Cette foi conquise d’un seul coup et qui crée dans le jeune homme taciturne « un être nouveau et formidable » à la Rimbaud, n’est pas une foi retrouvée, la « jolie foi de l’enfance » invoquée par le cuistre Paul Souday. Mais elle est le point de départ d’une œuvre gigantesque, en même temps que d’un incessant travail sur soi, sur un tempérament indocile et tumultueux. Claudel en » constante évangélisation de soi-même » s’astreint à une discipline rigoureuse, multiplie les pratiques régulières, malgré les hasards d’une vie mouvementée : messes quotidiennes, chapelet, longues visites au Saint-Sacrement, bonnes œuvres et, dans la mesure du possible, une action caritative. Les lendemains immédiats de la conversion ont été difficiles, la présence divine s’est obscurcie.
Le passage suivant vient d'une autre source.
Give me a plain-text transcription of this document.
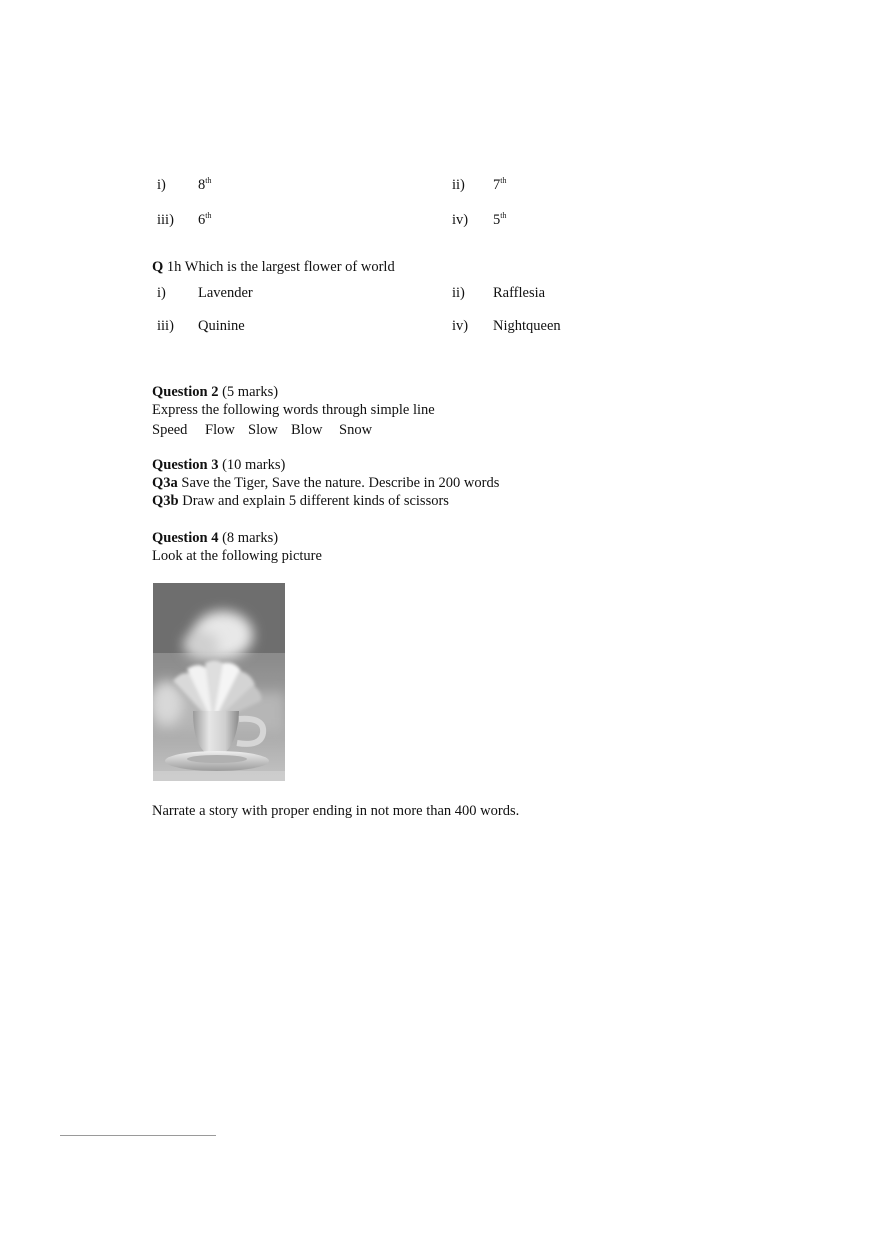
i) 8th	ii) 7th
iii) 6th	iv) 5th
Q 1h Which is the largest flower of world
i) Lavender	ii) Rafflesia
iii) Quinine	iv) Nightqueen
Question 2 (5 marks)
Express the following words through simple line
Speed Flow Slow Blow Snow
Question 3 (10 marks)
Q3a Save the Tiger, Save the nature. Describe in 200 words
Q3b Draw and explain 5 different kinds of scissors
Question 4 (8 marks)
Look at the following picture
Narrate a story with proper ending in not more than 400 words.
On trouve des traces d’interrogation et d’inquiétude dans les premiers drames (Tête d’Or, La Ville, L’Échange), jusqu’à ce que la lutte s’apaise et l’horizon s’éclaircisse avec le » mystère » médiéval La jeune fille Violaine. Alors que s’amorce la carrière consulaire, sur la vocation chrétienne indubitable se greffe une vocation religieuse et monastique, que l’énergique bénédictin Dom Martial Besse, maître des novices à Ligugé, étouffe dans l’œuf. Claudel gardera tout le long de son existence la nostalgie du sacerdoce. Prêtre manqué, il substituera au ministère une activité d’apôtre et de zélateur parfois intempestive et confinant au prosélytisme, faisant office de directeur spirituel pour un Jacques Rivière, échouant comme convertisseur auprès de Gide et d’André Suarès, par exemple. Il a subi maints déboires et maintes trahisons, il ne s’est pas découragé, et il a entretenu de multiples correspondances avec des familiers comme avec des inconnus. L’apostolat qu’est son œuvre entière est ainsi prolongé par un courrier dont on est loin encore d’avoir évalué la richesse. De plus ses poèmes, ses hymnes, ses prières, ses traductions de psaumes, ont enrichi la patrimoine spirituel de l’époque.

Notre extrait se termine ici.